An essay, Why Death Penalty Opponents Are Closer to Their Goal Than They Realize, by HLS Professor Carol Steiker ’86 and her brother, Professor Jordan Steiker ’88 of the University of Texas School of Law, appeared in the Sept. 27 edition of The New Republic. The essay focuses on the decline of the death penalty in practice, politics and law, and how the present moment brings the genuine possibility of permanent abolition via judicial decision.

The Steikers, both well-known for their criminal law scholarship, published a study in 2009 which led the American Law Institute (ALI) to vote to withdraw the capital punishment section of its Model Penal Code. The study, which was requested by the ALI, examined the effectiveness of the Model Penal Code’s death penalty provisions, which were enacted in 1962 and were designed to make the administration of the death penalty less arbitrary. The Model Penal Code provisions were cited by the U.S. Supreme Court in 1976 when it determined that the death penalty could be administered in a constitutional way.

Carol Steiker is the Henry J. Friendly Professor of Law. Her primary interest is the broad field of criminal justice, with a special focus on issues related to capital punishment. Professor Steiker served on the Board of Editors of the Encyclopedia of Crime and Justice (2nd ed. Macmillan, 2002), is the editor of Criminal Procedure Stories (Foundation 2006), and is co-author of the Kadish, Schulhofer & Steiker casebook, Criminal Law and Its Processes (8th ed. Aspen 2007).

Why Death Penalty Opponents Are Closer to Their Goal Than They Realize

By Carol S. Steiker and Jordan M. Steiker

Georgia’s execution of Troy Davis last week was a poignant reminder of the continued presence of capital punishment in the United States. The Davis execution generated extraordinary interest because of troubling doubts about his guilt. Some observers have already speculated that the Davis case might serve as the spark that could reignite the movement to abolish the death penalty. But lost in some of the attention that the execution has generated is the death penalty’s unmistakable and precipitous decline over the past decade. If the battle has not been won by death penalty opponents, they are much closer to their goal than they realize.

Death sentencing has dropped remarkably over the past fifteen years, making what was already a marginal practice (in terms of the frequency with which murder is actually punished with death) an exceptionally rare one. Whereas over 300 defendants were condemned to die per year in the mid-1990s, the most recent figures show a nationwide average closer to 115 per year—a more than 60 percent decline. Executions, too, have fallen significantly—by about 33 percent if one compares 1997-2003 (about 75 executions nationwide per year) and 2004-2010 (about 50 executions nationwide per year).

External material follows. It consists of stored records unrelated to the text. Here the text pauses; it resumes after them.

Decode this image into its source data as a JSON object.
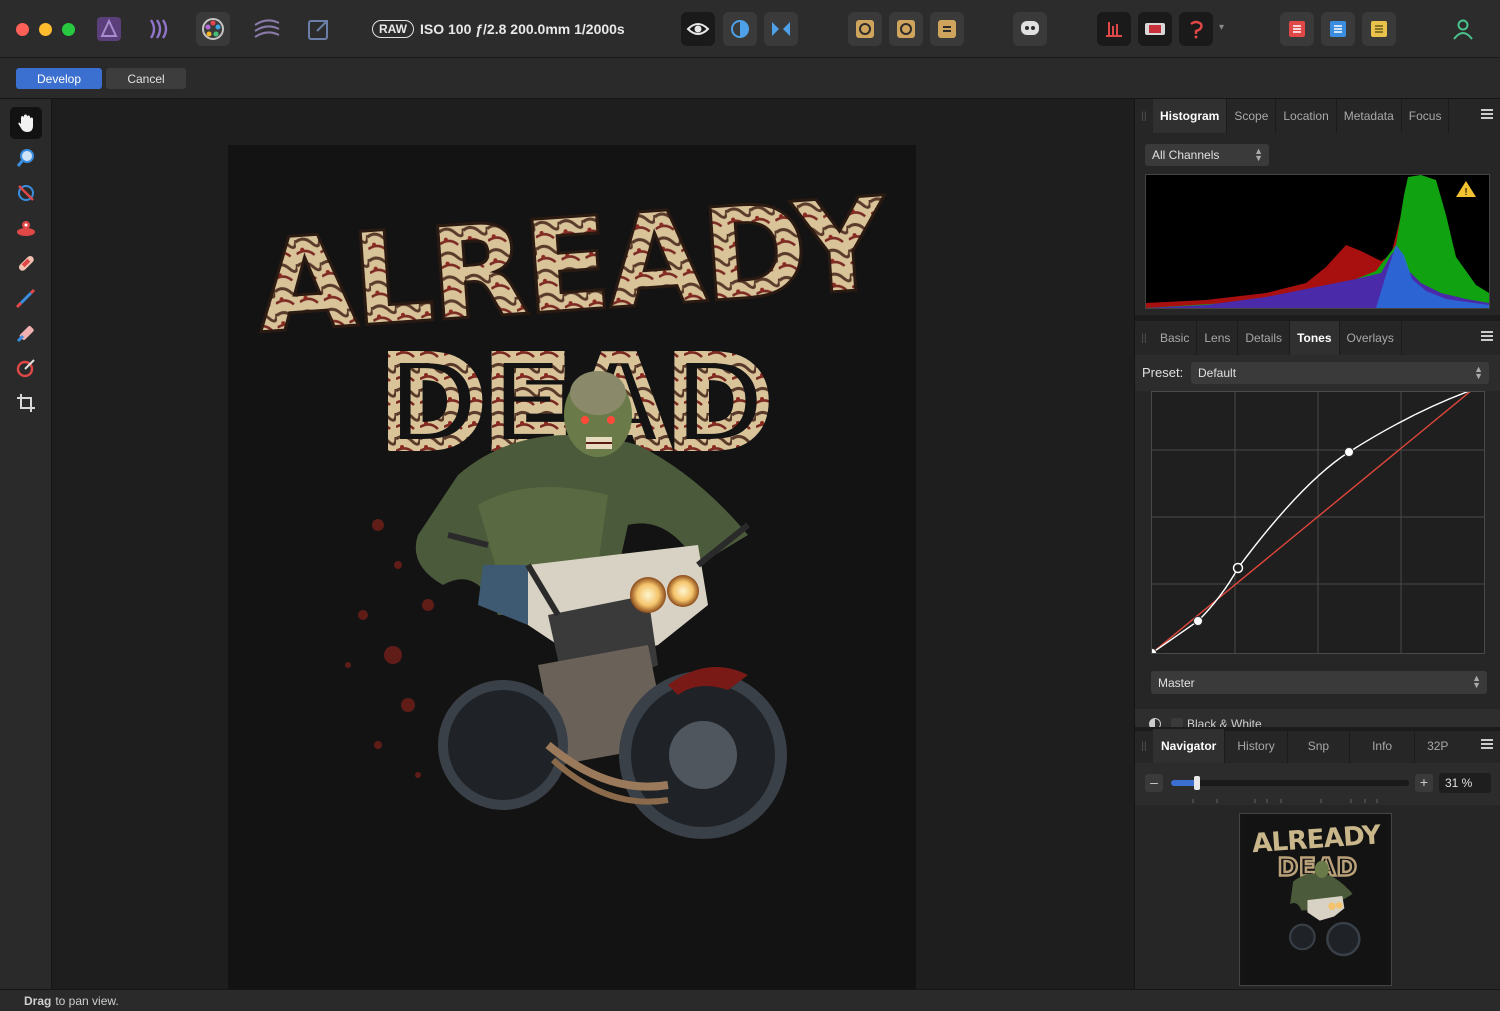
{
  "toolbar": {
    "raw_badge": "RAW",
    "exif": "ISO 100 ƒ/2.8 200.0mm 1/2000s"
  },
  "context": {
    "develop_label": "Develop",
    "cancel_label": "Cancel"
  },
  "histogram_panel": {
    "tabs": [
      "Histogram",
      "Scope",
      "Location",
      "Metadata",
      "Focus"
    ],
    "active_tab": "Histogram",
    "channel_select": "All Channels"
  },
  "adjust_panel": {
    "tabs": [
      "Basic",
      "Lens",
      "Details",
      "Tones",
      "Overlays"
    ],
    "active_tab": "Tones",
    "preset_label": "Preset:",
    "preset_value": "Default",
    "curve_channel": "Master",
    "next_section": "Black & White"
  },
  "navigator_panel": {
    "tabs": [
      "Navigator",
      "History",
      "Snp",
      "Info",
      "32P"
    ],
    "active_tab": "Navigator",
    "zoom_value": "31 %",
    "zoom_fraction": 0.11
  },
  "artwork": {
    "line1": "ALREADY",
    "line2": "DEAD"
  },
  "status": {
    "bold": "Drag",
    "text": "to pan view."
  },
  "colors": {
    "accent": "#3b6fd0",
    "curve_red": "#e0463a",
    "warning": "#f2c230"
  }
}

As a matter of politics, the momentum is clearly on the side of restriction rather than expansion. The past four years have seen the legislative abolition of capital punishment in New Jersey, New Mexico, and Illinois. Numerous other states have come close to abolition or have adopted new limitations on the death penalty (such as Maryland’s requirement that death sentences rest on biological evidence or on a videotaped recording of either the offense or a confession by the offender). As a matter of law, the death penalty appears more fragile jurisprudentially than at any other time in American history, save the brief period of judicial invalidation in the early 1970s.